Chris snorted. “It doesn’t take an oncologist to realize that would be a stupid way to murder someone—even if it were possible. Even if you could somehow induce cancer in your victim, it could take years for that person to die, if they died at all. A lot of people survive leukemia now. Lymphomas, too. And people live well over five years with myeloma after bone marrow transplants. Some patients have two transplants and live ten years or more.”
“All these patients died in eighteen months or less.”
This brought him up short. “Eighteen months from diagnosis to death? All of them?”
“All but one. The myeloma patient lived twenty-three months after an autologous bone marrow transplant.”
“Aggressive cancers, then. Very aggressive.”
“Obviously.”
Morse wanted him to work this out for himself. “These people who died … they were all married to wealthy people?”
“All of them. To very wealthy people.”
“And all the surviving spouses were clients of the same divorce lawyer?”
Morse shook her head. “I never said that. I said all the surviving spouses wound up in business with the same divorce lawyer—and only after the deaths of their spouses. Big deals, mostly, one-offs that had nothing to do with the lawyer’s area of expertise.”
Chris nodded, but his mind was still on Morse’s cancer theory. “I don’t want to get into a technical argument, but even if all these patients died from leukemias, you’re talking about several different disease etiologies. And the actual carcinogenesis isn’t understood in a majority of types. Include the lymphomas, and you’re dealing with entirely different cell groups—the erythroid and B-cell malignancies—and the causes of those cancers are also unknown. The fact that your ‘blood cancers’ killed in less than eighteen months is probably their only similarity. In every other way they’re probably as different from each other as pancreatic cancer and a sarcoma. And if the best oncologists in the world don’t know what causes those cancers, who do you think could intentionally cause them to commit murder?”
“Radiation causes leukemia,” Morse said assertively. “You don’t have to be a genius to give someone cancer.”
She’s right, Chris realized. Many initial survivors of Hiroshima died of leukemia in the aftermath of the atomic bomb, as did many “survivors” of the Chernobyl disaster. Marie Curie died of leukemia caused by her radium experiments. You could cause sophisticated genetic damage with a metaphorically blunt instrument.
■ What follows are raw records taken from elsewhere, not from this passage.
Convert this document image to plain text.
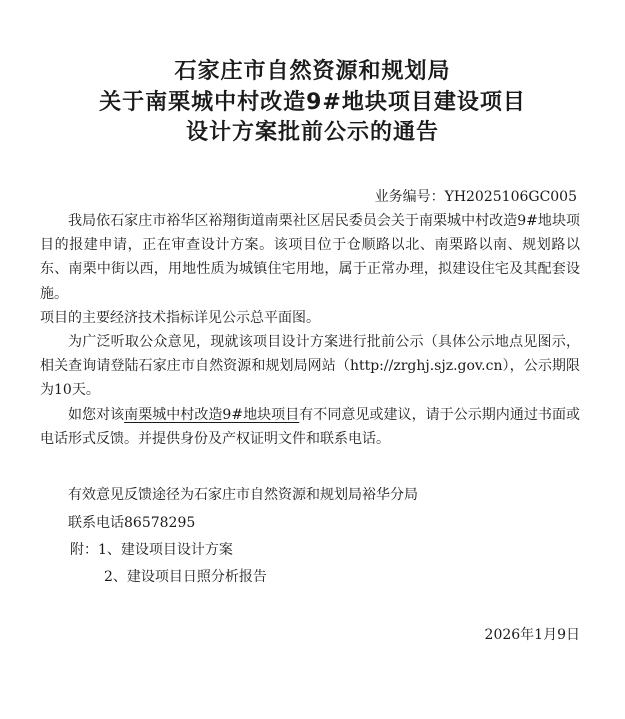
石家庄市自然资源和规划局
关于南栗城中村改造9#地块项目建设项目
设计方案批前公示的通告
业务编号：YH2025106GC005

我局依石家庄市裕华区裕翔街道南栗社区居民委员会关于南栗城中村改造9#地块项目的报建申请，正在审查设计方案。该项目位于仓顺路以北、南栗路以南、规划路以东、南栗中街以西，用地性质为城镇住宅用地，属于正常办理，拟建设住宅及其配套设施。

项目的主要经济技术指标详见公示总平面图。

为广泛听取公众意见，现就该项目设计方案进行批前公示（具体公示地点见图示，相关查询请登陆石家庄市自然资源和规划局网站（http://zrghj.sjz.gov.cn），公示期限为10天。

如您对该南栗城中村改造9#地块项目有不同意见或建议，请于公示期内通过书面或电话形式反馈。并提供身份及产权证明文件和联系电话。

有效意见反馈途径为石家庄市自然资源和规划局裕华分局
联系电话86578295
附：1、建设项目设计方案
2、建设项目日照分析报告
2026年1月9日
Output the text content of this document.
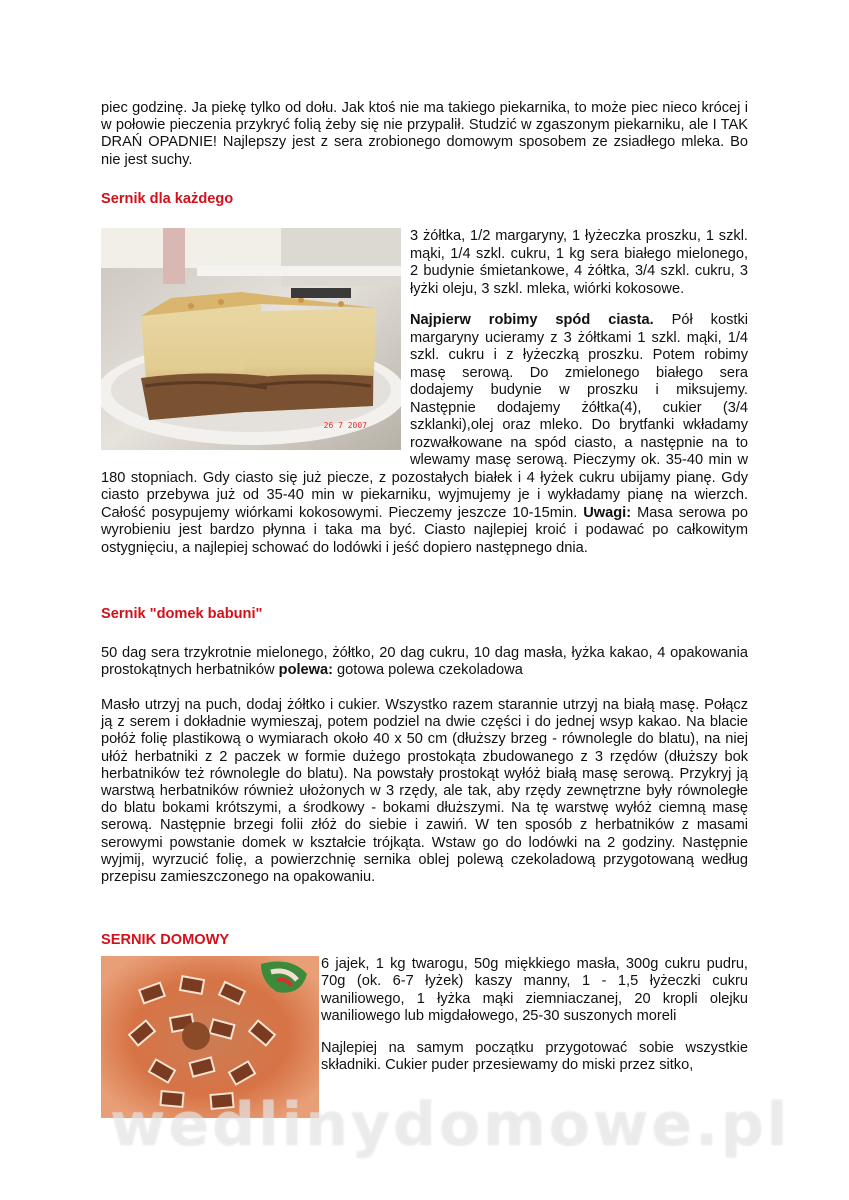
piec godzinę. Ja piekę tylko od dołu. Jak ktoś nie ma takiego piekarnika, to może piec nieco krócej i w połowie pieczenia przykryć folią żeby się nie przypalił. Studzić w zgaszonym piekarniku, ale I TAK DRAŃ OPADNIE! Najlepszy jest z sera zrobionego domowym sposobem ze zsiadłego mleka. Bo nie jest suchy.

Sernik dla każdego
26 7 2007

3 żółtka, 1/2 margaryny, 1 łyżeczka proszku, 1 szkl. mąki, 1/4 szkl. cukru, 1 kg sera białego mielonego, 2 budynie śmietankowe, 4 żółtka, 3/4 szkl. cukru, 3 łyżki oleju, 3 szkl. mleka, wiórki kokosowe.

Najpierw robimy spód ciasta. Pół kostki margaryny ucieramy z 3 żółtkami 1 szkl. mąki, 1/4 szkl. cukru i z łyżeczką proszku. Potem robimy masę serową. Do zmielonego białego sera dodajemy budynie w proszku i miksujemy. Następnie dodajemy żółtka(4), cukier (3/4 szklanki),olej oraz mleko. Do brytfanki wkładamy rozwałkowane na spód ciasto, a następnie na to wlewamy masę serową. Pieczymy ok. 35-40 min w 180 stopniach. Gdy ciasto się już piecze, z pozostałych białek i 4 łyżek cukru ubijamy pianę. Gdy ciasto przebywa już od 35-40 min w piekarniku, wyjmujemy je i wykładamy pianę na wierzch. Całość posypujemy wiórkami kokosowymi. Pieczemy jeszcze 10-15min. Uwagi: Masa serowa po wyrobieniu jest bardzo płynna i taka ma być. Ciasto najlepiej kroić i podawać po całkowitym ostygnięciu, a najlepiej schować do lodówki i jeść dopiero następnego dnia.

Sernik "domek babuni"

50 dag sera trzykrotnie mielonego, żółtko, 20 dag cukru, 10 dag masła, łyżka kakao, 4 opakowania prostokątnych herbatników polewa: gotowa polewa czekoladowa

Masło utrzyj na puch, dodaj żółtko i cukier. Wszystko razem starannie utrzyj na białą masę. Połącz ją z serem i dokładnie wymieszaj, potem podziel na dwie części i do jednej wsyp kakao. Na blacie połóż folię plastikową o wymiarach około 40 x 50 cm (dłuższy brzeg - równolegle do blatu), na niej ułóż herbatniki z 2 paczek w formie dużego prostokąta zbudowanego z 3 rzędów (dłuższy bok herbatników też równolegle do blatu). Na powstały prostokąt wyłóż białą masę serową. Przykryj ją warstwą herbatników również ułożonych w 3 rzędy, ale tak, aby rzędy zewnętrzne były równoległe do blatu bokami krótszymi, a środkowy - bokami dłuższymi. Na tę warstwę wyłóż ciemną masę serową. Następnie brzegi folii złóż do siebie i zawiń. W ten sposób z herbatników z masami serowymi powstanie domek w kształcie trójkąta. Wstaw go do lodówki na 2 godziny. Następnie wyjmij, wyrzucić folię, a powierzchnię sernika oblej polewą czekoladową przygotowaną według przepisu zamieszczonego na opakowaniu.

SERNIK DOMOWY

6 jajek, 1 kg twarogu, 50g miękkiego masła, 300g cukru pudru, 70g (ok. 6-7 łyżek) kaszy manny, 1 - 1,5 łyżeczki cukru waniliowego, 1 łyżka mąki ziemniaczanej, 20 kropli olejku waniliowego lub migdałowego, 25-30 suszonych moreli

Najlepiej na samym początku przygotować sobie wszystkie składniki. Cukier puder przesiewamy do miski przez sitko,

wedlinydomowe.pl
His mind instantly jumped to the issue of access to gamma radiation. You’d have to consider physicians, dentists, veterinarians—hell, even some medical technologists had access to X-ray machines or the radioactive isotopes used for radiotherapy. Agent Morse’s theory was based on more than wild speculation. Yet the basic premise still seemed ludicrous to him.
“It’s been done before, you know,” Morse said.
“What has?”
“During the late 1930s, the Nazis experimented with ways of sterilizing large numbers of Jews without their knowledge. They asked subjects to sit at a desk and fill out some forms that would take about fifteen minutes. During that time, high-energy gamma rays were fired at their genitals from three sides. The experiment worked.”
“My God.”
“Why couldn’t someone do the same thing to an unsuspecting victim in a lawyer’s office?” Morse asked. “Or a dentist’s office?”
Chris pedaled harder but said nothing.
“You know that researchers purposely cause cancer in lab animals all the time, right?”
“Of course. They do it by injecting carcinogenic chemicals into the animals. And chemicals like that are traceable, Agent Morse. Forensically, I mean.”
She gave him a skeptical look. “In an ideal world. But you said yourself, it takes time to die from cancer. After eighteen months, all traces of the offending carcinogen could be gone. Benzene is a good example.”